De là à vivre en ascète ?
Oui. Il fut un moment de ma vie où je me suis dit qu’il n’y a que
Dieu pour régler mes problèmes car, il y en avait trop. J’ai été sauvée
de beaucoup choses grâce à ma foi.
Lesquelles ?
L’errance et les hommes. J’ai toujours eu un problème avec les
hommes. Quand un homme venait me voir, il me contait fleurette et je
suis très crédule, j’y croyais. A la fin, c’était juste un simple désir
qu’il voulait assouvir. C’est pourquoi dans le recueil, il y a
l’association des femmes naïves. Je n’arrivais pas à déceler le vrai du
faux.
Comment se fait-il que Ndèye Takhawalou ait subi autant de galères et que vous gardiez toujours votre naïveté ?
Dans la famille de ma mère, tout passe par l’autodérision, l’humour,
même les choses les plus graves. Je suis donc restée une femme naïve.
«Les talibés étaient les seuls invités à mon mariage»
Est-ce que Ndèye Takhawalou a ses coups de gueule ?
Je peux passer d’une extrémité à une autre. Je peux être d’une
endurance extraordinaire comme je peux être d’une grande fragilité. Je
suis sûre que si l’homme à la moustache était avec une autre femme, elle
l’aurait virée mais moi… En fait, il y a toujours dans l’homme quelque
chose d’assez sacré que j’essaie de voir. Cet épisode m’a d’ailleurs
valu le fou rire de ma vie, ça a duré un moment. C’est une histoire
entièrement vraie, j’ai juste changé la profession de l’homme.
Parlez-nous de cette vie à Paris. Eric Madelin, votre mari dans la chronique, a-t-il réellement existé ?
Attendez… (Elle se lève du lit sur lequel se déroule l’entretien,
farfouille dans un de ses sacs rangés à l’étagère du bas de la
bibliothèque et en ressort un petit carnet bleu qu’elle nous présente en
riant). Voilà mon livret de famille délivré par la mairie du 9e
arrondissement de Paris. Eric s’était converti à l’Islam pour m’épouser
mais, à dire vrai, je ne l’ai jamais vu prier et cela l’énervait
lorsque je fredonnais des chants religieux.
Comment s’est fait la rencontre ?
Les rendez-vous fixés par Dieu sont les plus bouleversants. On s’est
rencontré à une conférence sur le polar et j’ai aimé la manière dont il
ponctuait ses discours de mots wolofs. C’était un homme qui avait sa
part d’ombre et de lumière.
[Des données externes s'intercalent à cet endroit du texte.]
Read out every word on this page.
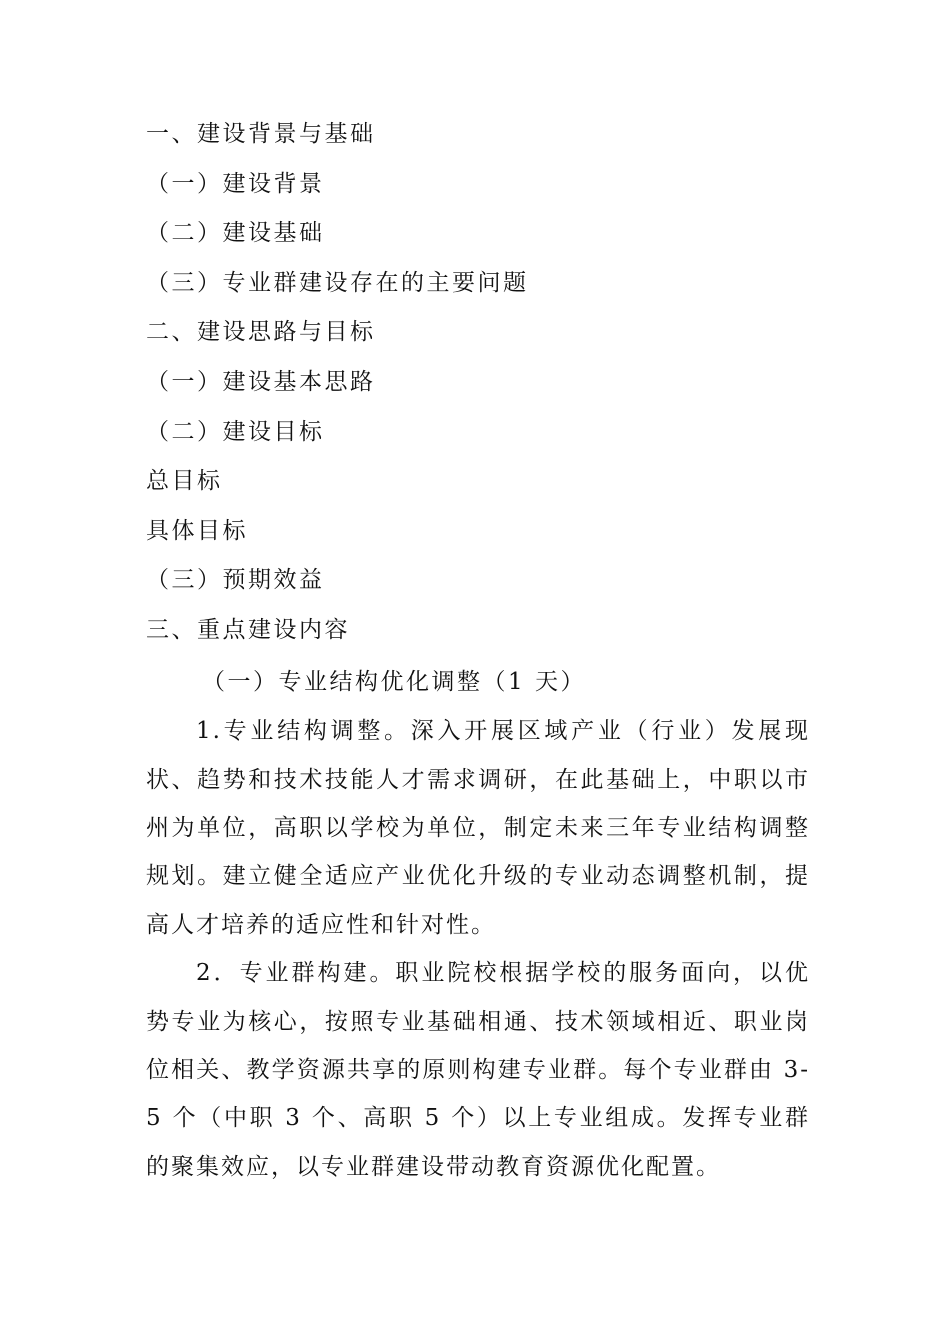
一、建设背景与基础
（一）建设背景
（二）建设基础
（三）专业群建设存在的主要问题
二、建设思路与目标
（一）建设基本思路
（二）建设目标
总目标
具体目标
（三）预期效益
三、重点建设内容
（一）专业结构优化调整（1 天）

1.专业结构调整。深入开展区域产业（行业）发展现状、趋势和技术技能人才需求调研，在此基础上，中职以市州为单位，高职以学校为单位，制定未来三年专业结构调整规划。建立健全适应产业优化升级的专业动态调整机制，提高人才培养的适应性和针对性。

2．专业群构建。职业院校根据学校的服务面向，以优势专业为核心，按照专业基础相通、技术领域相近、职业岗位相关、教学资源共享的原则构建专业群。每个专业群由 3-5 个（中职 3 个、高职 5 个）以上专业组成。发挥专业群的聚集效应，以专业群建设带动教育资源优化配置。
Il était assez gauche dans son approche de
la société sénégalaise, je me suis mise en devoir de le rectifier mais,
je me suis rendu compte qu’il était assez braqué sur ses positions.
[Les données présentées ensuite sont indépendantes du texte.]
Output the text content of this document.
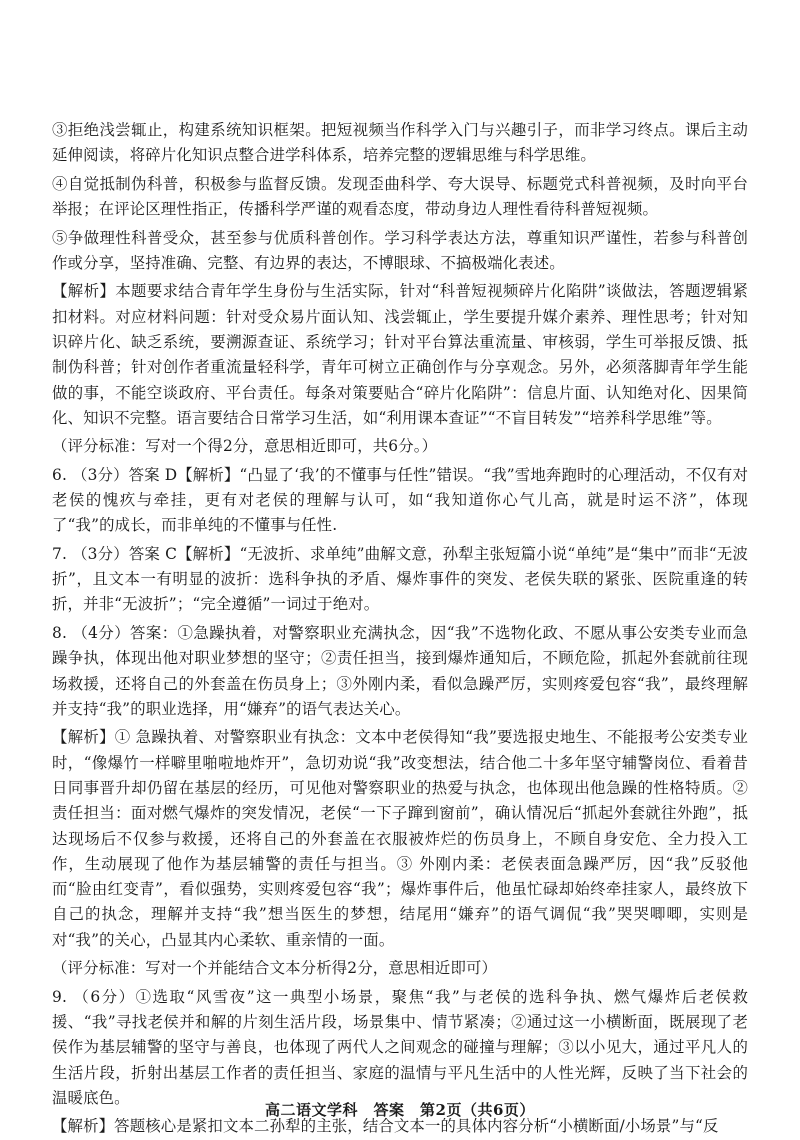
③拒绝浅尝辄止，构建系统知识框架。把短视频当作科学入门与兴趣引子，而非学习终点。课后主动延伸阅读，将碎片化知识点整合进学科体系，培养完整的逻辑思维与科学思维。

④自觉抵制伪科普，积极参与监督反馈。发现歪曲科学、夸大误导、标题党式科普视频，及时向平台举报；在评论区理性指正，传播科学严谨的观看态度，带动身边人理性看待科普短视频。

⑤争做理性科普受众，甚至参与优质科普创作。学习科学表达方法，尊重知识严谨性，若参与科普创作或分享，坚持准确、完整、有边界的表达，不博眼球、不搞极端化表述。

【解析】本题要求结合青年学生身份与生活实际，针对“科普短视频碎片化陷阱”谈做法，答题逻辑紧扣材料。对应材料问题：针对受众易片面认知、浅尝辄止，学生要提升媒介素养、理性思考；针对知识碎片化、缺乏系统，要溯源查证、系统学习；针对平台算法重流量、审核弱，学生可举报反馈、抵制伪科普；针对创作者重流量轻科学，青年可树立正确创作与分享观念。另外，必须落脚青年学生能做的事，不能空谈政府、平台责任。每条对策要贴合“碎片化陷阱”：信息片面、认知绝对化、因果简化、知识不完整。语言要结合日常学习生活，如“利用课本查证”“不盲目转发”“培养科学思维”等。

（评分标准：写对一个得2分，意思相近即可，共6分。）

6. （3分）答案 D【解析】“凸显了‘我’的不懂事与任性”错误。“我”雪地奔跑时的心理活动，不仅有对老侯的愧疚与牵挂，更有对老侯的理解与认可，如“我知道你心气儿高，就是时运不济”，体现了“我”的成长，而非单纯的不懂事与任性.

7. （3分）答案 C【解析】“无波折、求单纯”曲解文意，孙犁主张短篇小说“单纯”是“集中”而非“无波折”，且文本一有明显的波折：选科争执的矛盾、爆炸事件的突发、老侯失联的紧张、医院重逢的转折，并非“无波折”；“完全遵循”一词过于绝对。

8. （4分）答案：①急躁执着，对警察职业充满执念，因“我”不选物化政、不愿从事公安类专业而急躁争执，体现出他对职业梦想的坚守；②责任担当，接到爆炸通知后，不顾危险，抓起外套就前往现场救援，还将自己的外套盖在伤员身上；③外刚内柔，看似急躁严厉，实则疼爱包容“我”，最终理解并支持“我”的职业选择，用“嫌弃”的语气表达关心。

【解析】① 急躁执着、对警察职业有执念：文本中老侯得知“我”要选报史地生、不能报考公安类专业时，“像爆竹一样噼里啪啦地炸开”，急切劝说“我”改变想法，结合他二十多年坚守辅警岗位、看着昔日同事晋升却仍留在基层的经历，可见他对警察职业的热爱与执念，也体现出他急躁的性格特质。② 责任担当：面对燃气爆炸的突发情况，老侯“一下子蹿到窗前”，确认情况后“抓起外套就往外跑”，抵达现场后不仅参与救援，还将自己的外套盖在衣服被炸烂的伤员身上，不顾自身安危、全力投入工作，生动展现了他作为基层辅警的责任与担当。③ 外刚内柔：老侯表面急躁严厉，因“我”反驳他而“脸由红变青”，看似强势，实则疼爱包容“我”；爆炸事件后，他虽忙碌却始终牵挂家人，最终放下自己的执念，理解并支持“我”想当医生的梦想，结尾用“嫌弃”的语气调侃“我”哭哭唧唧，实则是对“我”的关心，凸显其内心柔软、重亲情的一面。

（评分标准：写对一个并能结合文本分析得2分，意思相近即可）

9. （6分）①选取“风雪夜”这一典型小场景，聚焦“我”与老侯的选科争执、燃气爆炸后老侯救援、“我”寻找老侯并和解的片刻生活片段，场景集中、情节紧凑；②通过这一小横断面，既展现了老侯作为基层辅警的坚守与善良，也体现了两代人之间观念的碰撞与理解；③以小见大，通过平凡人的生活片段，折射出基层工作者的责任担当、家庭的温情与平凡生活中的人性光辉，反映了当下社会的温暖底色。

【解析】答题核心是紧扣文本二孙犁的主张，结合文本一的具体内容分析“小横断面/小场景”与“反

高二语文学科　答案　第2页（共6页）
Comment s’est fait le mariage ?
Je suis issue d’une famille lébou où l’on se marie entre nous. Je
savais que ma famille ne cautionnerait jamais une telle union, j’ai
alors eu recours à un ami. Je lui ai envoyé des tonnes de mails parce
que j’avais des problèmes de conscience à vivre en concubinage. Il avait
une association d’enfants de la rue, et ce sont eux qui ont mangé et bu
tout le gingembre et les beignets.
Votre mari n’a jamais rencontré votre famille ?
Si. Une fois je l’ai emmené à Diamegeune à Thiès, il tenait à voir là
où j’ai grandi et vécu, il voulait remonter à la source pour comprendre
le personnage que j’étais.
«J’ai peur de la France»
Après le mariage, vous débarquez à Paris. Comment se passe l’intégration ?
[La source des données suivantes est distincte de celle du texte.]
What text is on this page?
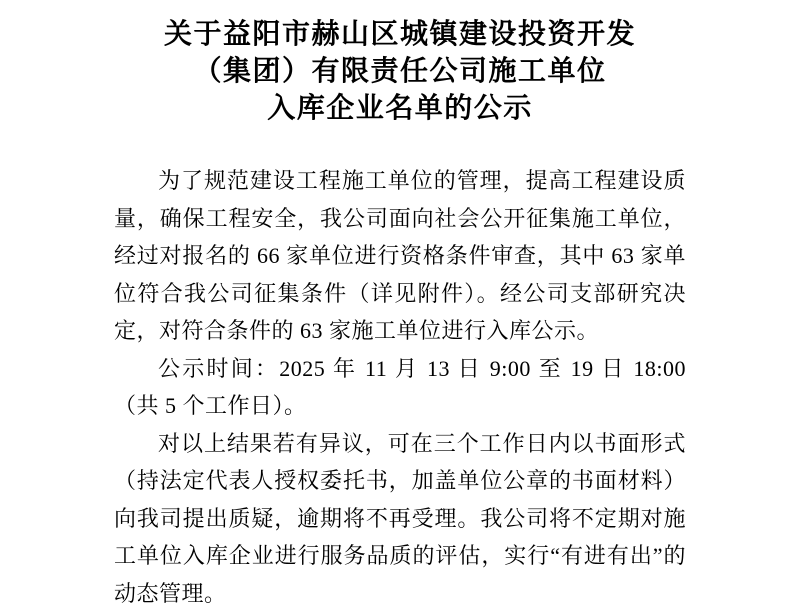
关于益阳市赫山区城镇建设投资开发
（集团）有限责任公司施工单位
入库企业名单的公示

为了规范建设工程施工单位的管理，提高工程建设质量，确保工程安全，我公司面向社会公开征集施工单位，经过对报名的 66 家单位进行资格条件审查，其中 63 家单位符合我公司征集条件（详见附件）。经公司支部研究决定，对符合条件的 63 家施工单位进行入库公示。

公示时间：2025 年 11 月 13 日 9:00 至 19 日 18:00（共 5 个工作日）。

对以上结果若有异议，可在三个工作日内以书面形式（持法定代表人授权委托书，加盖单位公章的书面材料）向我司提出质疑，逾期将不再受理。我公司将不定期对施工单位入库企业进行服务品质的评估，实行“有进有出”的动态管理。
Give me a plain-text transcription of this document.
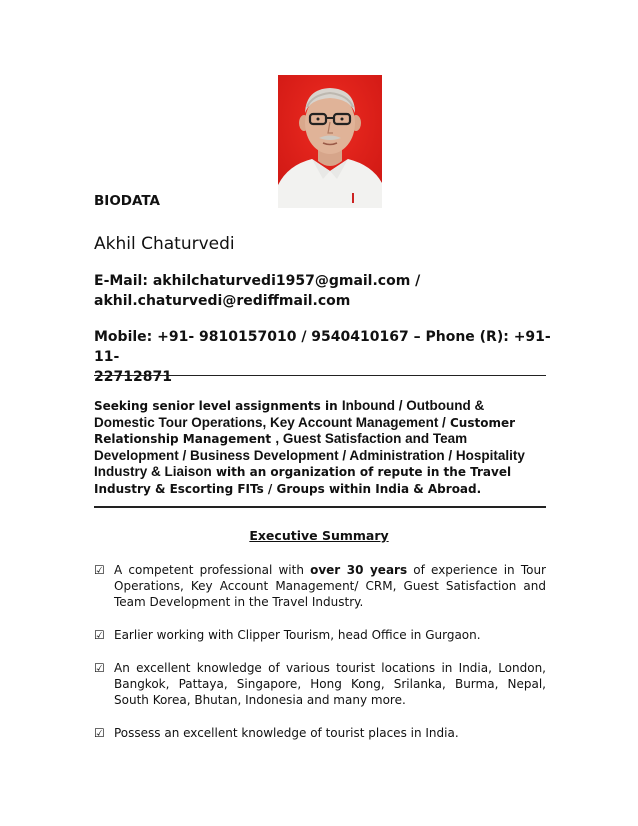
BIODATA
Akhil Chaturvedi
E-Mail: akhilchaturvedi1957@gmail.com /
akhil.chaturvedi@rediffmail.com
Mobile: +91- 9810157010 / 9540410167 – Phone (R): +91-11-
22712871
Seeking senior level assignments in Inbound / Outbound & Domestic Tour Operations, Key Account Management / Customer Relationship Management , Guest Satisfaction and Team Development / Business Development / Administration / Hospitality Industry & Liaison with an organization of repute in the Travel Industry & Escorting FITs / Groups within India & Abroad.
Executive Summary
☑ A competent professional with over 30 years of experience in Tour Operations, Key Account Management/ CRM, Guest Satisfaction and Team Development in the Travel Industry.
☑ Earlier working with Clipper Tourism, head Office in Gurgaon.
☑ An excellent knowledge of various tourist locations in India, London, Bangkok, Pattaya, Singapore, Hong Kong, Srilanka, Burma, Nepal, South Korea, Bhutan, Indonesia and many more.
☑ Possess an excellent knowledge of tourist places in India.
J’étais dans un quartier chic avec des bourgeois bohêmes, des
artistes, des gens qui étaient dans le snobisme. J’ai joué dans un long
métrage de Roman Bohringer, «Lili et le baobab». En fait, je n’ai plus
envie d’aller en France.
Expliquez-vous ?
La France n’est plus un pays fréquentable. Quand on voit le ministre
de la Justice française être traitée de singe (Allusion à un épisode de
la vie politique française où Christiane Taubira, l’ex-ministre de la
Justice d’origine guadeloupéenne, avait été traitée de guenon par une
fillette brandissant une banane, Ndlr), je trouve cela
horrible. La seule chose précieuse dans ma vie en ce moment, c’est la
foi en Dieu. Et, là où il caricature le Prophète… Enfin voilà, je
préfère le Sénégal, c’est rassurant d’entendre 5 fois par jour l’appel
du muezzin. Je suis plus rattachée à l’Au-delà qu’ici-bas, la prière est
pour moi un lien, un équilibre. A Paris, on ne peut même pas dire
Incha’Allah.
On dirait que l’occident vous fait peur ?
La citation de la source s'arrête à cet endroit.